[WASHINGTON] Shares of the largest US banks fell on Monday after the Federal Reserve's main regulator proposed higher capital requirements for them.
Stress tests for the banks - to see how they could ride out extreme crises - indicated that the largest eight so-called global systemically important banks (GSIB) need firmer capital buffers for systemic safety, Fed governor Daniel Tarullo said in a speech.
The Fed would soon formally propose a "stress capital buffer approach" to replace a previous capital strength surcharge on large banks, he added.
"This would generally result in a significant increase in capital requirements applicable to the GSIBs," he said.

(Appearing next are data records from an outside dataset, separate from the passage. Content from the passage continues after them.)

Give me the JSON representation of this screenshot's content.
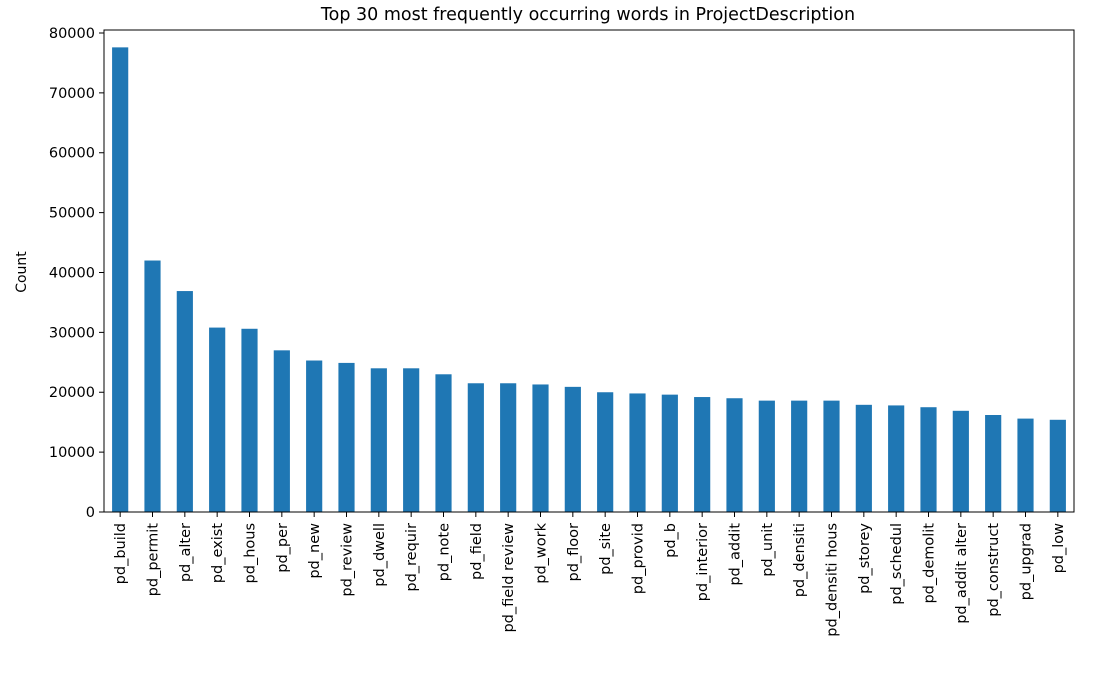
{
  "chart_data": {
    "type": "bar",
    "title": "Top 30 most frequently occurring words in ProjectDescription",
    "xlabel": "",
    "ylabel": "Count",
    "ylim": [
      0,
      80500
    ],
    "yticks": [
      0,
      10000,
      20000,
      30000,
      40000,
      50000,
      60000,
      70000,
      80000
    ],
    "grid": false,
    "legend": "none",
    "bar_color": "#1f77b4",
    "categories": [
      "pd_build",
      "pd_permit",
      "pd_alter",
      "pd_exist",
      "pd_hous",
      "pd_per",
      "pd_new",
      "pd_review",
      "pd_dwell",
      "pd_requir",
      "pd_note",
      "pd_field",
      "pd_field review",
      "pd_work",
      "pd_floor",
      "pd_site",
      "pd_provid",
      "pd_b",
      "pd_interior",
      "pd_addit",
      "pd_unit",
      "pd_densiti",
      "pd_densiti hous",
      "pd_storey",
      "pd_schedul",
      "pd_demolit",
      "pd_addit alter",
      "pd_construct",
      "pd_upgrad",
      "pd_low"
    ],
    "values": [
      77600,
      42000,
      36900,
      30800,
      30600,
      27000,
      25300,
      24900,
      24000,
      24000,
      23000,
      21500,
      21500,
      21300,
      20900,
      20000,
      19800,
      19600,
      19200,
      19000,
      18600,
      18600,
      18600,
      17900,
      17800,
      17500,
      16900,
      16200,
      15600,
      15400
    ]
  }
}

The tougher standard is based on the view that "financial regulation should be progressively more stringent for firms of greater importance, and thus potential risk, to the financial system," he said.

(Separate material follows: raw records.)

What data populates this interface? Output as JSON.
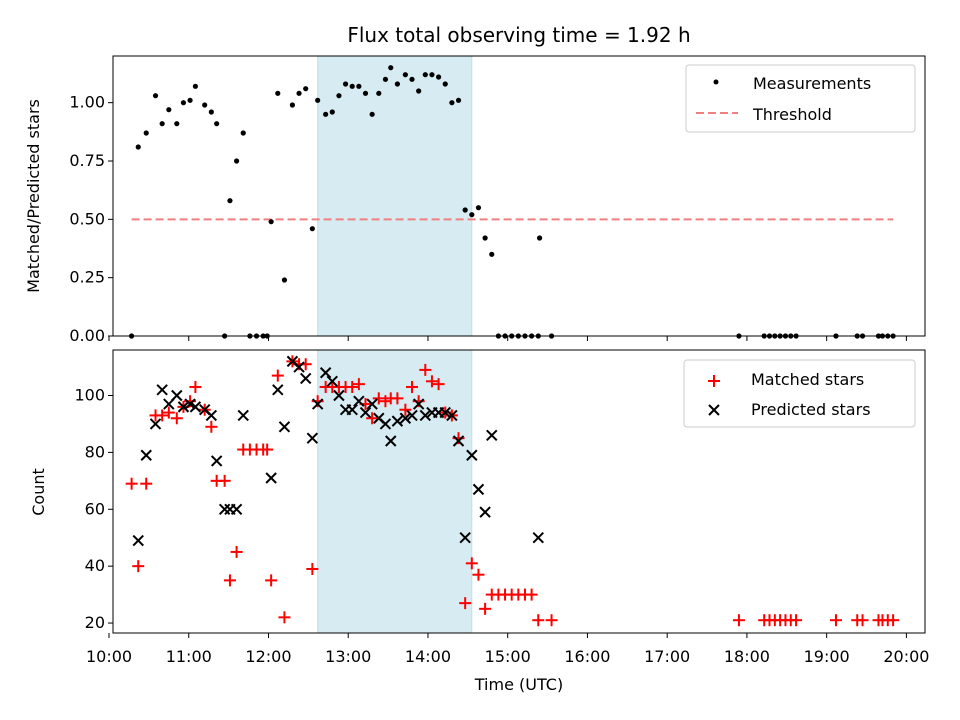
{
  "chart_data": [
    {
      "type": "scatter",
      "title": "Flux total observing time = 1.92 h",
      "ylabel": "Matched/Predicted stars",
      "xlim": [
        "10:03",
        "20:14"
      ],
      "ylim": [
        0,
        1.2
      ],
      "yticks": [
        "0.00",
        "0.25",
        "0.50",
        "0.75",
        "1.00"
      ],
      "highlight_span": [
        "12:37",
        "14:33"
      ],
      "highlight_color": "#add8e6",
      "legend_position": "top-right",
      "series": [
        {
          "name": "Measurements",
          "marker": "dot",
          "color": "#000000",
          "points": [
            [
              "10:17",
              0.0
            ],
            [
              "10:22",
              0.81
            ],
            [
              "10:28",
              0.87
            ],
            [
              "10:35",
              1.03
            ],
            [
              "10:40",
              0.91
            ],
            [
              "10:45",
              0.97
            ],
            [
              "10:51",
              0.91
            ],
            [
              "10:56",
              1.0
            ],
            [
              "11:01",
              1.01
            ],
            [
              "11:05",
              1.07
            ],
            [
              "11:12",
              0.99
            ],
            [
              "11:17",
              0.96
            ],
            [
              "11:21",
              0.91
            ],
            [
              "11:27",
              0.0
            ],
            [
              "11:31",
              0.58
            ],
            [
              "11:36",
              0.75
            ],
            [
              "11:41",
              0.87
            ],
            [
              "11:46",
              0.0
            ],
            [
              "11:51",
              0.0
            ],
            [
              "11:56",
              0.0
            ],
            [
              "11:59",
              0.0
            ],
            [
              "12:02",
              0.49
            ],
            [
              "12:07",
              1.04
            ],
            [
              "12:12",
              0.24
            ],
            [
              "12:18",
              0.99
            ],
            [
              "12:23",
              1.04
            ],
            [
              "12:28",
              1.06
            ],
            [
              "12:33",
              0.46
            ],
            [
              "12:37",
              1.01
            ],
            [
              "12:43",
              0.95
            ],
            [
              "12:48",
              0.96
            ],
            [
              "12:53",
              1.03
            ],
            [
              "12:58",
              1.08
            ],
            [
              "13:03",
              1.07
            ],
            [
              "13:08",
              1.07
            ],
            [
              "13:13",
              1.04
            ],
            [
              "13:18",
              0.95
            ],
            [
              "13:23",
              1.04
            ],
            [
              "13:28",
              1.1
            ],
            [
              "13:32",
              1.15
            ],
            [
              "13:37",
              1.08
            ],
            [
              "13:43",
              1.12
            ],
            [
              "13:48",
              1.1
            ],
            [
              "13:53",
              1.05
            ],
            [
              "13:58",
              1.12
            ],
            [
              "14:03",
              1.12
            ],
            [
              "14:08",
              1.11
            ],
            [
              "14:13",
              1.08
            ],
            [
              "14:18",
              1.0
            ],
            [
              "14:23",
              1.01
            ],
            [
              "14:28",
              0.54
            ],
            [
              "14:33",
              0.52
            ],
            [
              "14:38",
              0.55
            ],
            [
              "14:43",
              0.42
            ],
            [
              "14:48",
              0.35
            ],
            [
              "14:53",
              0.0
            ],
            [
              "14:58",
              0.0
            ],
            [
              "15:03",
              0.0
            ],
            [
              "15:08",
              0.0
            ],
            [
              "15:13",
              0.0
            ],
            [
              "15:18",
              0.0
            ],
            [
              "15:23",
              0.0
            ],
            [
              "15:24",
              0.42
            ],
            [
              "15:33",
              0.0
            ],
            [
              "17:54",
              0.0
            ],
            [
              "18:13",
              0.0
            ],
            [
              "18:17",
              0.0
            ],
            [
              "18:21",
              0.0
            ],
            [
              "18:25",
              0.0
            ],
            [
              "18:29",
              0.0
            ],
            [
              "18:33",
              0.0
            ],
            [
              "18:37",
              0.0
            ],
            [
              "19:07",
              0.0
            ],
            [
              "19:23",
              0.0
            ],
            [
              "19:27",
              0.0
            ],
            [
              "19:39",
              0.0
            ],
            [
              "19:42",
              0.0
            ],
            [
              "19:46",
              0.0
            ],
            [
              "19:50",
              0.0
            ]
          ]
        },
        {
          "name": "Threshold",
          "marker": "dashed-line",
          "color": "#f08080",
          "points": [
            [
              "10:17",
              0.5
            ],
            [
              "19:50",
              0.5
            ]
          ]
        }
      ]
    },
    {
      "type": "scatter",
      "xlabel": "Time (UTC)",
      "ylabel": "Count",
      "xlim": [
        "10:03",
        "20:14"
      ],
      "ylim": [
        16.5,
        116
      ],
      "xticks": [
        "10:00",
        "11:00",
        "12:00",
        "13:00",
        "14:00",
        "15:00",
        "16:00",
        "17:00",
        "18:00",
        "19:00",
        "20:00"
      ],
      "yticks": [
        20,
        40,
        60,
        80,
        100
      ],
      "highlight_span": [
        "12:37",
        "14:33"
      ],
      "highlight_color": "#add8e6",
      "legend_position": "top-right",
      "series": [
        {
          "name": "Matched stars",
          "marker": "plus",
          "color": "#ff0000",
          "points": [
            [
              "10:17",
              69
            ],
            [
              "10:22",
              40
            ],
            [
              "10:28",
              69
            ],
            [
              "10:35",
              93
            ],
            [
              "10:40",
              93
            ],
            [
              "10:45",
              94
            ],
            [
              "10:51",
              92
            ],
            [
              "10:56",
              96
            ],
            [
              "11:01",
              98
            ],
            [
              "11:05",
              103
            ],
            [
              "11:12",
              95
            ],
            [
              "11:17",
              89
            ],
            [
              "11:21",
              70
            ],
            [
              "11:27",
              70
            ],
            [
              "11:31",
              35
            ],
            [
              "11:36",
              45
            ],
            [
              "11:41",
              81
            ],
            [
              "11:46",
              81
            ],
            [
              "11:51",
              81
            ],
            [
              "11:56",
              81
            ],
            [
              "11:59",
              81
            ],
            [
              "12:02",
              35
            ],
            [
              "12:07",
              107
            ],
            [
              "12:12",
              22
            ],
            [
              "12:18",
              112
            ],
            [
              "12:23",
              111
            ],
            [
              "12:28",
              111
            ],
            [
              "12:33",
              39
            ],
            [
              "12:37",
              98
            ],
            [
              "12:43",
              103
            ],
            [
              "12:48",
              103
            ],
            [
              "12:53",
              103
            ],
            [
              "12:58",
              103
            ],
            [
              "13:03",
              103
            ],
            [
              "13:08",
              104
            ],
            [
              "13:13",
              97
            ],
            [
              "13:18",
              92
            ],
            [
              "13:23",
              99
            ],
            [
              "13:28",
              98
            ],
            [
              "13:32",
              99
            ],
            [
              "13:37",
              99
            ],
            [
              "13:43",
              95
            ],
            [
              "13:48",
              103
            ],
            [
              "13:53",
              98
            ],
            [
              "13:58",
              109
            ],
            [
              "14:03",
              105
            ],
            [
              "14:08",
              104
            ],
            [
              "14:13",
              94
            ],
            [
              "14:18",
              93
            ],
            [
              "14:23",
              85
            ],
            [
              "14:28",
              27
            ],
            [
              "14:33",
              41
            ],
            [
              "14:38",
              37
            ],
            [
              "14:43",
              25
            ],
            [
              "14:48",
              30
            ],
            [
              "14:53",
              30
            ],
            [
              "14:58",
              30
            ],
            [
              "15:03",
              30
            ],
            [
              "15:08",
              30
            ],
            [
              "15:13",
              30
            ],
            [
              "15:18",
              30
            ],
            [
              "15:23",
              21
            ],
            [
              "15:33",
              21
            ],
            [
              "17:54",
              21
            ],
            [
              "18:13",
              21
            ],
            [
              "18:17",
              21
            ],
            [
              "18:21",
              21
            ],
            [
              "18:25",
              21
            ],
            [
              "18:29",
              21
            ],
            [
              "18:33",
              21
            ],
            [
              "18:37",
              21
            ],
            [
              "19:07",
              21
            ],
            [
              "19:23",
              21
            ],
            [
              "19:27",
              21
            ],
            [
              "19:39",
              21
            ],
            [
              "19:42",
              21
            ],
            [
              "19:46",
              21
            ],
            [
              "19:50",
              21
            ]
          ]
        },
        {
          "name": "Predicted stars",
          "marker": "x",
          "color": "#000000",
          "points": [
            [
              "10:22",
              49
            ],
            [
              "10:28",
              79
            ],
            [
              "10:35",
              90
            ],
            [
              "10:40",
              102
            ],
            [
              "10:45",
              97
            ],
            [
              "10:51",
              100
            ],
            [
              "10:56",
              96
            ],
            [
              "11:01",
              97
            ],
            [
              "11:05",
              96
            ],
            [
              "11:12",
              95
            ],
            [
              "11:17",
              93
            ],
            [
              "11:21",
              77
            ],
            [
              "11:27",
              60
            ],
            [
              "11:31",
              60
            ],
            [
              "11:36",
              60
            ],
            [
              "11:41",
              93
            ],
            [
              "12:02",
              71
            ],
            [
              "12:07",
              102
            ],
            [
              "12:12",
              89
            ],
            [
              "12:18",
              112
            ],
            [
              "12:23",
              110
            ],
            [
              "12:28",
              106
            ],
            [
              "12:33",
              85
            ],
            [
              "12:37",
              97
            ],
            [
              "12:43",
              108
            ],
            [
              "12:48",
              105
            ],
            [
              "12:53",
              100
            ],
            [
              "12:58",
              95
            ],
            [
              "13:03",
              95
            ],
            [
              "13:08",
              98
            ],
            [
              "13:13",
              94
            ],
            [
              "13:18",
              97
            ],
            [
              "13:23",
              92
            ],
            [
              "13:28",
              90
            ],
            [
              "13:32",
              84
            ],
            [
              "13:37",
              91
            ],
            [
              "13:43",
              92
            ],
            [
              "13:48",
              93
            ],
            [
              "13:53",
              97
            ],
            [
              "13:58",
              93
            ],
            [
              "14:03",
              94
            ],
            [
              "14:08",
              94
            ],
            [
              "14:13",
              94
            ],
            [
              "14:18",
              93
            ],
            [
              "14:23",
              84
            ],
            [
              "14:28",
              50
            ],
            [
              "14:33",
              79
            ],
            [
              "14:38",
              67
            ],
            [
              "14:43",
              59
            ],
            [
              "14:48",
              86
            ],
            [
              "15:23",
              50
            ]
          ]
        }
      ]
    }
  ]
}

"The surcharges are calibrated to force large, interconnected banks to internalize the additional costs their distress would impose on the financial system." The eight include Bank of America, Bank of New York Mellon, Citigroup, Goldman Sachs, JPMorgan Chase, Morgan Stanley, State Street and Wells Fargo.
Shares for the group sank after the speech. JPMorgan lost 2.2 per cent, Wells Fargo, 1.9 per cent and Morgan Stanley, 2.8 per cent.
On the other hand, Mr Tarullo said, US regional banks would see some terms for them in the stress tests eased.
The annual stress tests, implemented after the 2008 crisis, are used to determine if banks have adequate capital to handle a deep recession. Banks that do not pass the tests can be denied permission to distribute profits to shareholders.